Yeah, I wasn't finished when mathwonk posted the answer. I was working from the axioms in post #14. After review, it looks like statements 3, 4, and 6 are pretty close.

6
mathwonk said:
That leaves 4b, 5 and 6. Are we stumped?!
What is the difference between 4.a and 4.b? These are the matrices of the corresponding Moebius' transformations ##\alpha## and ##\beta##, and a composition of transformations has the product of the matrices.
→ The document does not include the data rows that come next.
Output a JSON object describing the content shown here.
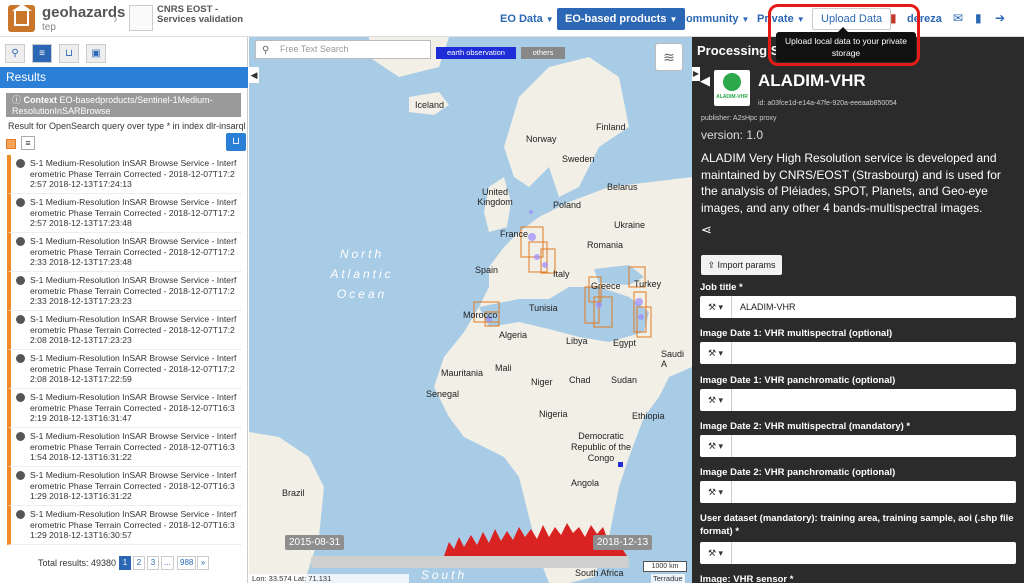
{
  "header": {
    "brand": "geohazards",
    "brand_sub": "tep",
    "crumb_title": "CNRS EOST - Services validation",
    "nav": {
      "eo_data": "EO Data",
      "eo_products": "EO-based products",
      "community": "Community",
      "private": "Private",
      "upload": "Upload Data",
      "user": "dereza"
    },
    "tooltip": "Upload local data to your private storage"
  },
  "left": {
    "results_title": "Results",
    "context_label": "Context",
    "context_value": "EO-basedproducts/Sentinel-1Medium-ResolutionInSARBrowse",
    "query": "Result for OpenSearch query over type * in index dlr-insarql",
    "items": [
      {
        "line1": "S-1 Medium-Resolution InSAR Browse Service - Interf",
        "line2": "erometric Phase Terrain Corrected - 2018-12-07T17:2",
        "line3": "2:57 2018-12-13T17:24:13"
      },
      {
        "line1": "S-1 Medium-Resolution InSAR Browse Service - Interf",
        "line2": "erometric Phase Terrain Corrected - 2018-12-07T17:2",
        "line3": "2:57 2018-12-13T17:23:48"
      },
      {
        "line1": "S-1 Medium-Resolution InSAR Browse Service - Interf",
        "line2": "erometric Phase Terrain Corrected - 2018-12-07T17:2",
        "line3": "2:33 2018-12-13T17:23:48"
      },
      {
        "line1": "S-1 Medium-Resolution InSAR Browse Service - Interf",
        "line2": "erometric Phase Terrain Corrected - 2018-12-07T17:2",
        "line3": "2:33 2018-12-13T17:23:23"
      },
      {
        "line1": "S-1 Medium-Resolution InSAR Browse Service - Interf",
        "line2": "erometric Phase Terrain Corrected - 2018-12-07T17:2",
        "line3": "2:08 2018-12-13T17:23:23"
      },
      {
        "line1": "S-1 Medium-Resolution InSAR Browse Service - Interf",
        "line2": "erometric Phase Terrain Corrected - 2018-12-07T17:2",
        "line3": "2:08 2018-12-13T17:22:59"
      },
      {
        "line1": "S-1 Medium-Resolution InSAR Browse Service - Interf",
        "line2": "erometric Phase Terrain Corrected - 2018-12-07T16:3",
        "line3": "2:19 2018-12-13T16:31:47"
      },
      {
        "line1": "S-1 Medium-Resolution InSAR Browse Service - Interf",
        "line2": "erometric Phase Terrain Corrected - 2018-12-07T16:3",
        "line3": "1:54 2018-12-13T16:31:22"
      },
      {
        "line1": "S-1 Medium-Resolution InSAR Browse Service - Interf",
        "line2": "erometric Phase Terrain Corrected - 2018-12-07T16:3",
        "line3": "1:29 2018-12-13T16:31:22"
      },
      {
        "line1": "S-1 Medium-Resolution InSAR Browse Service - Interf",
        "line2": "erometric Phase Terrain Corrected - 2018-12-07T16:3",
        "line3": "1:29 2018-12-13T16:30:57"
      }
    ],
    "total": "Total results: 49380",
    "pages": [
      "1",
      "2",
      "3",
      "...",
      "988",
      "»"
    ]
  },
  "map": {
    "search_placeholder": "Free Text Search",
    "chip_eo": "earth observation",
    "chip_others": "others",
    "labels": {
      "iceland": "Iceland",
      "norway": "Norway",
      "finland": "Finland",
      "sweden": "Sweden",
      "uk": "United Kingdom",
      "belarus": "Belarus",
      "poland": "Poland",
      "ukraine": "Ukraine",
      "france": "France",
      "romania": "Romania",
      "spain": "Spain",
      "italy": "Italy",
      "greece": "Greece",
      "turkey": "Turkey",
      "tunisia": "Tunisia",
      "morocco": "Morocco",
      "algeria": "Algeria",
      "libya": "Libya",
      "egypt": "Egypt",
      "saudi": "Saudi A",
      "mauritania": "Mauritania",
      "mali": "Mali",
      "niger": "Niger",
      "chad": "Chad",
      "sudan": "Sudan",
      "senegal": "Senegal",
      "nigeria": "Nigeria",
      "ethiopia": "Ethiopia",
      "drc": "Democratic Republic of the Congo",
      "angola": "Angola",
      "brazil": "Brazil",
      "south_africa": "South Africa"
    },
    "ocean_north": "North Atlantic Ocean",
    "ocean_south": "South Atlantic",
    "date_start": "2015-08-31",
    "date_end": "2018-12-13",
    "scale": "1000 km",
    "coords": "Lon: 33.574 Lat: 71.131",
    "attribution": "Terradue"
  },
  "panel": {
    "title": "Processing Services",
    "service_name": "ALADIM-VHR",
    "icon_text": "ALADIM-VHR",
    "id": "id: a03fce1d-e14a-47fe-920a-eeeaab850054",
    "publisher": "publisher: A2sHpc proxy",
    "version": "version: 1.0",
    "description": "ALADIM Very High Resolution service is developed and maintained by CNRS/EOST (Strasbourg) and is used for the analysis of Pléiades, SPOT, Planets, and Geo-eye images, and any other 4 bands-multispectral images.",
    "import_btn": "Import params",
    "fields": [
      {
        "label": "Job title *",
        "value": "ALADIM-VHR"
      },
      {
        "label": "Image Date 1: VHR multispectral (optional)",
        "value": ""
      },
      {
        "label": "Image Date 1: VHR panchromatic (optional)",
        "value": ""
      },
      {
        "label": "Image Date 2: VHR multispectral (mandatory) *",
        "value": ""
      },
      {
        "label": "Image Date 2: VHR panchromatic (optional)",
        "value": ""
      },
      {
        "label": "User dataset (mandatory): training area, training sample, aoi (.shp file format) *",
        "value": ""
      },
      {
        "label": "Image: VHR sensor *",
        "value": ""
      }
    ]
  },
  "colors": {
    "accent": "#2b67b4",
    "results_bar": "#2b7fd6",
    "result_border": "#f08a24",
    "highlight": "#e41b17"
  }
}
Nice! I was thinking they should be equivalent, but was trying to do it via 4b acting on the real plane, the complement of infinity. Your idea seems to use the realization of the riemann sphere as the projective complex line. Maybe you could give a little more detail.

\\SPOILER: #6:
as for 6, some hints are: an n form determines a b-orientation, and then to get an a-orientation, choose any atlas whose domain sets are connected. Then each chart will determine a pullback of the standard n form which is everywhere in that chart either a positive or negative multiple of the given one. If negative, compose the chart with an oreintation reversing linear isomorpohism of n space. The resulting family of charts, all of which pull the standard form back to the given one on M, is an a -orientation.

To go the other way, use an oriented atlas of charts to pull back copies of the standard form, then paste them together with a partition of unity, and use the property that the atlas is oriented, to check that at each point, the constructed form is a sum of positive multiples of one of them, hence non zero.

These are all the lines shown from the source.